Tim Bousquet spent the week at the Mass Casualty Commission where RCMP Commissioner Brenda Lucki was testifying over two days of the inquiry. Bousquet said he realized Lucki has no understanding of the police response to the events unfolding in Portapique the night of April 18, 2020. “There are three possible responses to this,” Bousquet wrote. “There can be a peasants’ revolt against the RCMP, or Lucki can resign, or the prime minister can remove her. In any case, Lucki must go.”
Yvette d’Entremont interviewed Kathryn Stone, whose research found that climate change disproportionately affects women and their mental health. Stone told d’Entremont that in order to ensure women’s health and safety, there’s “a clear need” for climate policies on adaptation and mitigation that reflect the unique needs of women. “The climate movement has been really disproportionately white and male for a really long time, and that needs to change.” Stone said.
Matthew Byard interviewed Renise Robichaud, a social work student at the Université de Moncton, who wants to interview Black mothers about their experiences with the child welfare system and the Department of Community Services. Robichaud told Byard there’s no local data on Black mothers’ experiences, and she’s hoping by starting to collect that data, it’ll inspire higher-ups to do the same.
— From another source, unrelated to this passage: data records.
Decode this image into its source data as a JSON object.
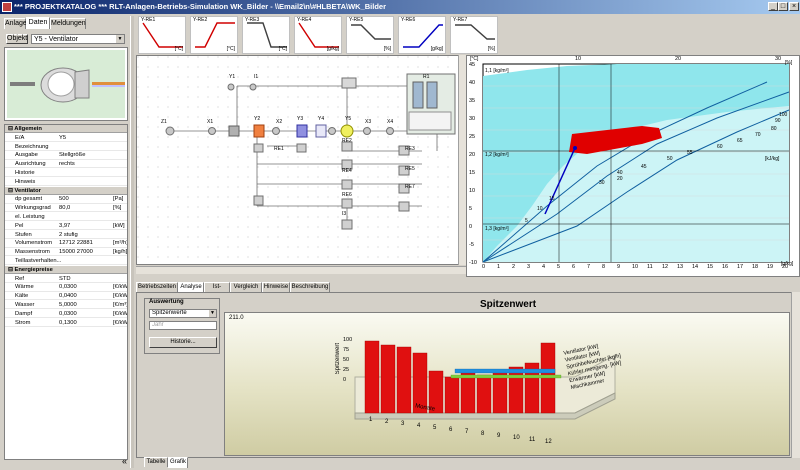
{
  "window": {
    "title": "*** PROJEKTKATALOG *** RLT-Anlagen-Betriebs-Simulation WK_Bilder - \\\\Email2\\n\\#HLBETA\\WK_Bilder"
  },
  "left_tabs": [
    "Anlage",
    "Daten",
    "Meldungen"
  ],
  "objekt_button": "Objekt",
  "objekt_select": "Y5 - Ventilator",
  "mini_charts": [
    {
      "label": "Y-RE1",
      "unit": "[°C]"
    },
    {
      "label": "Y-RE2",
      "unit": "[°C]"
    },
    {
      "label": "Y-RE3",
      "unit": "[°C]"
    },
    {
      "label": "Y-RE4",
      "unit": "[g/kg]"
    },
    {
      "label": "Y-RE5",
      "unit": "[%]"
    },
    {
      "label": "Y-RE6",
      "unit": "[g/kg]"
    },
    {
      "label": "Y-RE7",
      "unit": "[%]"
    }
  ],
  "properties": [
    {
      "section": "Allgemein"
    },
    {
      "k": "E/A",
      "v": "Y5",
      "u": ""
    },
    {
      "k": "Bezeichnung",
      "v": "",
      "u": ""
    },
    {
      "k": "Ausgabe",
      "v": "Stellgröße",
      "u": ""
    },
    {
      "k": "Ausrichtung",
      "v": "rechts",
      "u": ""
    },
    {
      "k": "Historie",
      "v": "",
      "u": ""
    },
    {
      "k": "Hinweis",
      "v": "",
      "u": ""
    },
    {
      "section": "Ventilator"
    },
    {
      "k": "dp gesamt",
      "v": "500",
      "u": "[Pa]"
    },
    {
      "k": "Wirkungsgrad",
      "v": "80,0",
      "u": "[%]"
    },
    {
      "k": "el. Leistung",
      "v": "",
      "u": ""
    },
    {
      "k": "Pel",
      "v": "3,97",
      "u": "[kW]"
    },
    {
      "k": "Stufen",
      "v": "2 stufig",
      "u": ""
    },
    {
      "k": "Volumenstrom",
      "v": "12712    22881",
      "u": "[m³/h]"
    },
    {
      "k": "Massenstrom",
      "v": "15000    27000",
      "u": "[kg/h]"
    },
    {
      "k": "Teillastverhalten...",
      "v": "",
      "u": ""
    },
    {
      "section": "Energiepreise"
    },
    {
      "k": "Ref",
      "v": "STD",
      "u": ""
    },
    {
      "k": "Wärme",
      "v": "0,0300",
      "u": "[€/kWh]"
    },
    {
      "k": "Kälte",
      "v": "0,0400",
      "u": "[€/kWh]"
    },
    {
      "k": "Wasser",
      "v": "5,0000",
      "u": "[€/m³]"
    },
    {
      "k": "Dampf",
      "v": "0,0300",
      "u": "[€/kWh]"
    },
    {
      "k": "Strom",
      "v": "0,1300",
      "u": "[€/kWh]"
    }
  ],
  "diagram_labels": [
    "Z1",
    "X1",
    "Y1",
    "I1",
    "Y2",
    "X2",
    "Y3",
    "Y4",
    "Y5",
    "X3",
    "X4",
    "R1",
    "I3",
    "RE1",
    "RE2",
    "RE3",
    "RE4",
    "RE5",
    "RE6",
    "RE7"
  ],
  "bottom_tabs": [
    "Betriebszeiten",
    "Analyse",
    "Ist-Daten",
    "Vergleich",
    "Hinweise",
    "Beschreibung"
  ],
  "auswertung": {
    "title": "Auswertung",
    "select1": "Spitzenwerte",
    "select2": "Jahr",
    "button": "Historie..."
  },
  "chart3d": {
    "title": "Spitzenwert",
    "ylabel": "Spitzenwert",
    "xlabel": "Monate",
    "topval": "211.0",
    "yticks": [
      "100",
      "75",
      "50",
      "25",
      "0"
    ],
    "months": [
      "1",
      "2",
      "3",
      "4",
      "5",
      "6",
      "7",
      "8",
      "9",
      "10",
      "11",
      "12"
    ],
    "series": [
      "Ventilator [kW]",
      "Ventilator [kW]",
      "Sprühbefeuchter [kg/h]",
      "Kühler mengeng. [kW]",
      "Erwärmer [kW]",
      "Mischkammer"
    ]
  },
  "footer_tabs": [
    "Tabelle",
    "Grafik"
  ],
  "chart_data": {
    "type": "psychrometric",
    "x_ticks": [
      "0",
      "1",
      "2",
      "3",
      "4",
      "5",
      "6",
      "7",
      "8",
      "9",
      "10",
      "11",
      "12",
      "13",
      "14",
      "15",
      "16",
      "17",
      "18",
      "19",
      "20"
    ],
    "y_ticks": [
      "45",
      "40",
      "35",
      "30",
      "25",
      "20",
      "15",
      "10",
      "5",
      "0",
      "-5",
      "-10"
    ],
    "top_ticks": [
      "10",
      "20",
      "30"
    ],
    "x_unit": "[g/kg]",
    "y_unit": "[°C]",
    "top_unit": "[%]",
    "labels": [
      "1,1 [kg/m³]",
      "1,2 [kg/m³]",
      "1,3 [kg/m³]",
      "[kJ/kg]",
      "20",
      "30",
      "40",
      "45",
      "50",
      "55",
      "60",
      "65",
      "70",
      "80",
      "90",
      "100",
      "10",
      "15",
      "5"
    ]
  }
}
Coun. Tony Mancini brought a motion to Halifax regional council’s Transportation Standing Committee’s meeting where he asked for a staff report “that outlines opportunities and challenges related to public safety in the Halifax Transit system and options to mitigate these challenges.” Mancini brought up the idea of having Halifax Regional Police officers on some of Halifax Transit buses and at terminals. “And don’t get excited, folks on Twitter,” he said.
Friday, August 26
“Silly,” “completely stupid,” and “offensive” are just some of the words Philip Moscovitch heard from vendors and customers when he asked them about the province’s new Nova Scotia Loyal program that launched last week. Moscovitch found out what the program is missing. He spoke with Alison Lynes, a marketing coordinator with the Brewery Market, who said the program is good-hearted but misses the mark: “We do want people to buy local and I’m glad people are thinking about it. But the way that this program is structured doesn’t make any sense.”
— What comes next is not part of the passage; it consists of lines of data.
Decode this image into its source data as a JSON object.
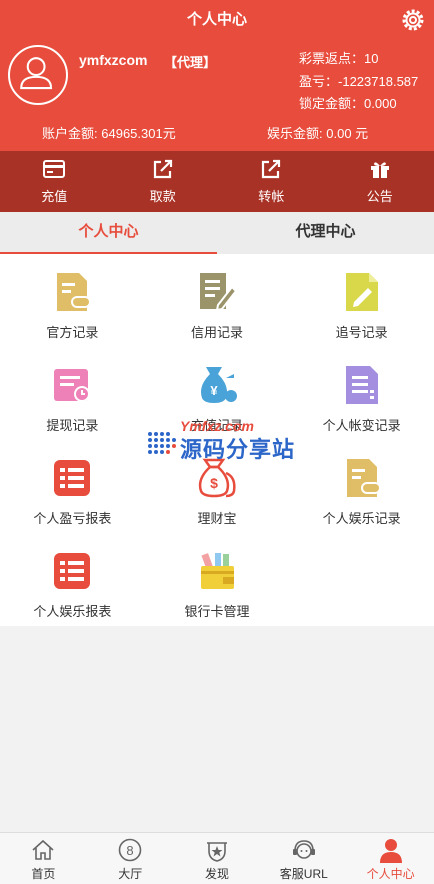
{
  "header": {
    "title": "个人中心"
  },
  "user": {
    "name": "ymfxzcom",
    "role": "【代理】"
  },
  "stats": [
    {
      "label": "彩票返点：",
      "value": "10"
    },
    {
      "label": "盈亏：",
      "value": "-1223718.587"
    },
    {
      "label": "锁定金额：",
      "value": "0.000"
    }
  ],
  "balances": {
    "account_label": "账户金额:",
    "account_value": "64965.301元",
    "entertainment_label": "娱乐金额:",
    "entertainment_value": "0.00 元"
  },
  "actions": [
    {
      "label": "充值",
      "icon": "card-icon"
    },
    {
      "label": "取款",
      "icon": "external-link-icon"
    },
    {
      "label": "转帐",
      "icon": "external-link-icon"
    },
    {
      "label": "公告",
      "icon": "gift-icon"
    }
  ],
  "tabs": [
    {
      "label": "个人中心",
      "active": true
    },
    {
      "label": "代理中心",
      "active": false
    }
  ],
  "menu": [
    {
      "label": "官方记录",
      "icon": "game-doc-icon",
      "color": "#e0be67"
    },
    {
      "label": "信用记录",
      "icon": "edit-doc-icon",
      "color": "#9b9369"
    },
    {
      "label": "追号记录",
      "icon": "pencil-doc-icon",
      "color": "#d9d74a"
    },
    {
      "label": "提现记录",
      "icon": "clock-doc-icon",
      "color": "#ee82b8"
    },
    {
      "label": "充值记录",
      "icon": "money-bag-icon",
      "color": "#4aa3d8"
    },
    {
      "label": "个人帐变记录",
      "icon": "list-doc-icon",
      "color": "#a48ee0"
    },
    {
      "label": "个人盈亏报表",
      "icon": "report-list-icon",
      "color": "#e74c3c"
    },
    {
      "label": "理财宝",
      "icon": "dollar-bag-icon",
      "color": "#e74c3c"
    },
    {
      "label": "个人娱乐记录",
      "icon": "game-doc-icon",
      "color": "#e0be67"
    },
    {
      "label": "个人娱乐报表",
      "icon": "report-list-icon",
      "color": "#e74c3c"
    },
    {
      "label": "银行卡管理",
      "icon": "wallet-icon",
      "color": "#f0cf38"
    }
  ],
  "watermark": {
    "top": "Ymfxz.com",
    "main": "源码分享站"
  },
  "bottom_nav": [
    {
      "label": "首页",
      "icon": "home-icon",
      "active": false
    },
    {
      "label": "大厅",
      "icon": "eight-ball-icon",
      "active": false
    },
    {
      "label": "发现",
      "icon": "badge-star-icon",
      "active": false
    },
    {
      "label": "客服URL",
      "icon": "headset-icon",
      "active": false
    },
    {
      "label": "个人中心",
      "icon": "person-icon",
      "active": true
    }
  ],
  "colors": {
    "primary": "#e74c3c",
    "primary_dark": "#a93226"
  }
}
2. Morning File: Don’t call the cops on people simply because they don’t meet your standards of social behaviour
Tim Bousquet wrote about his experiences taking the bus. Sure, there were “incidents”, he said, that weren’t really that bad. “A few times, I’ve told some asshole rider to shut the fuck up. Twice, I’ve positioned myself between a woman and someone acting inappropriately towards her, and that was the end of it,” he wrote. Does that mean there should be cops on the bus? His suggestion: “Maybe try speaking with people, or just ignoring them.”
Yvette d’Entremont attended a media conference where chief medical officer Dr. Robert Strang asked Nova Scotians to continue to take COVID-19 seriously. “I am concerned that over the past few months we have collectively become too complacent and unconcerned about COVID,” Strang told reporters. “Surely we are not where we were in 2020 or 2021 or even last spring, but COVID is still a significant issue that requires our collective attention and action.”
A note from Iris the Amazing and Suzanne Rent:
This is our last Weekend File! Iris and I have put together 60 of these Weekend Files since we started in 2021. But don’t worry: we have something in the works to help you catch up on articles you may have missed through the week. We’ll keep you posted!